Fortunately, “Black Friday” breaks the door down, pointing a finger in the face of society and corporate America and asking why they have joined hands to create such a shameful debacle out of the two-month disaster fondly referred to as “the Holiday Season”: “It’s a riot at the salad bar / Predatory lenders / Safari mission is far but you paid for them / To kill your mom.” Screw the Justin Bieber Christmas album; buy “Sol Invictus” for the grandparents.
Hilariously, the radio-unfriendly “Motherfucker” is being released as a single. What seems like shock-value word choice is actually a justified poetic decision—albeit a brazenly bicep-flexing one—directly in line with the album’s harsh critique of the status quo. Much of the song is rapped, and if there is a complementary follow-up, stylistically, to “Epic,” this is it.

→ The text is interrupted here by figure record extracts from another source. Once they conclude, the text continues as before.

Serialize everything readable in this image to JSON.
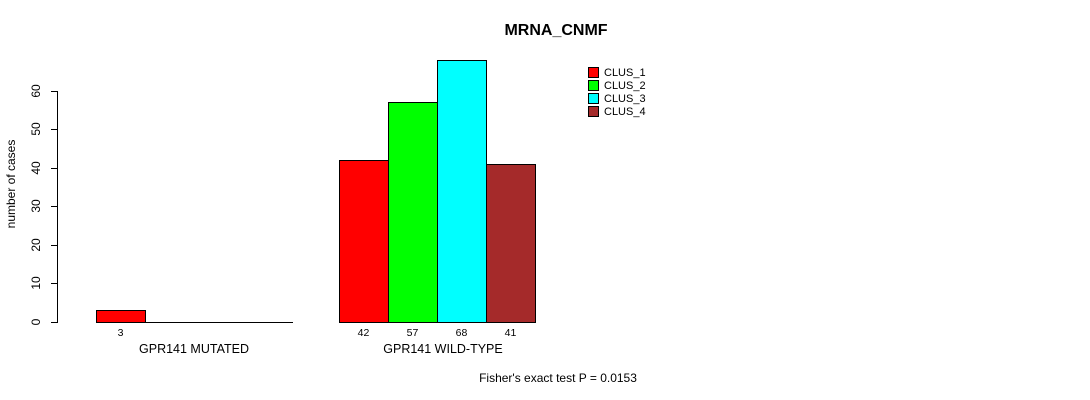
{
  "chart_data": {
    "type": "bar",
    "title": "MRNA_CNMF",
    "ylabel": "number of cases",
    "xlabel": "",
    "categories": [
      "GPR141 MUTATED",
      "GPR141 WILD-TYPE"
    ],
    "series": [
      {
        "name": "CLUS_1",
        "color": "#FF0000",
        "values": [
          3,
          42
        ]
      },
      {
        "name": "CLUS_2",
        "color": "#00FF00",
        "values": [
          0,
          57
        ]
      },
      {
        "name": "CLUS_3",
        "color": "#00FFFF",
        "values": [
          0,
          68
        ]
      },
      {
        "name": "CLUS_4",
        "color": "#A52A2A",
        "values": [
          0,
          41
        ]
      }
    ],
    "bar_value_labels": [
      [
        "3",
        "",
        "",
        ""
      ],
      [
        "42",
        "57",
        "68",
        "41"
      ]
    ],
    "y_ticks": [
      0,
      10,
      20,
      30,
      40,
      50,
      60
    ],
    "ylim": [
      0,
      68
    ],
    "grid": false,
    "legend_position": "top-right",
    "annotation": "Fisher's exact test P = 0.0153"
  }
}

“Matador” is artistically a photo negative from Blues Traveler’s “All Hail the Matador,” the official theme song of the slack-jawed yokel. Unlike John Popper’s juvenile adoration of violence and animal abuse, “Matador” implicitly condemns a gleefully violent culture of alleged matadors, “rising from the killing floor.” With the grandeur of classic Queensrÿche, Patton cries, “May the dead live,” and the tone suggests that the second coming will be more of a reckoning for those alive than those who have passed. As far as art metal is concerned, “Matador” stands tall, not only with the rest of Faith No More’s oeuvre but in the overall history of politically-charged metal.
Finally, “From the Dead” opens oddly saccharine and triumphant, but it’s appropriate for the subject matter: the sarcastic mockery of a religious-right-fueled pseudo-jihadist mentality. Chimes ring as Patton intones, “We’ve been turning mysteries to nursery rhymes,” inserting a spoken (and stinging) “Welcome home, my friend.”
At about 40 minutes, “Sol Invictus” is intense but brief. It’s not some insane prog-metal opus. It is generally dark—particularly lyrically—but not overbearingly so and not in the sense of “Aw man, look how dark we’re being.” Rather, it’s a simultaneously mature yet somehow consistent release, and considering the nigh 20-year stretch between this album and the last, that’s quite an accomplishment. Unlike so many of their comeback peers, Faith No More does not fall back on technological innovation or kitschy production trends, nor do they rest an their laurels. Rather, they throw the Viagra in the toilet, kick the pharmacist’s ass, and burn down the building. Just because they can.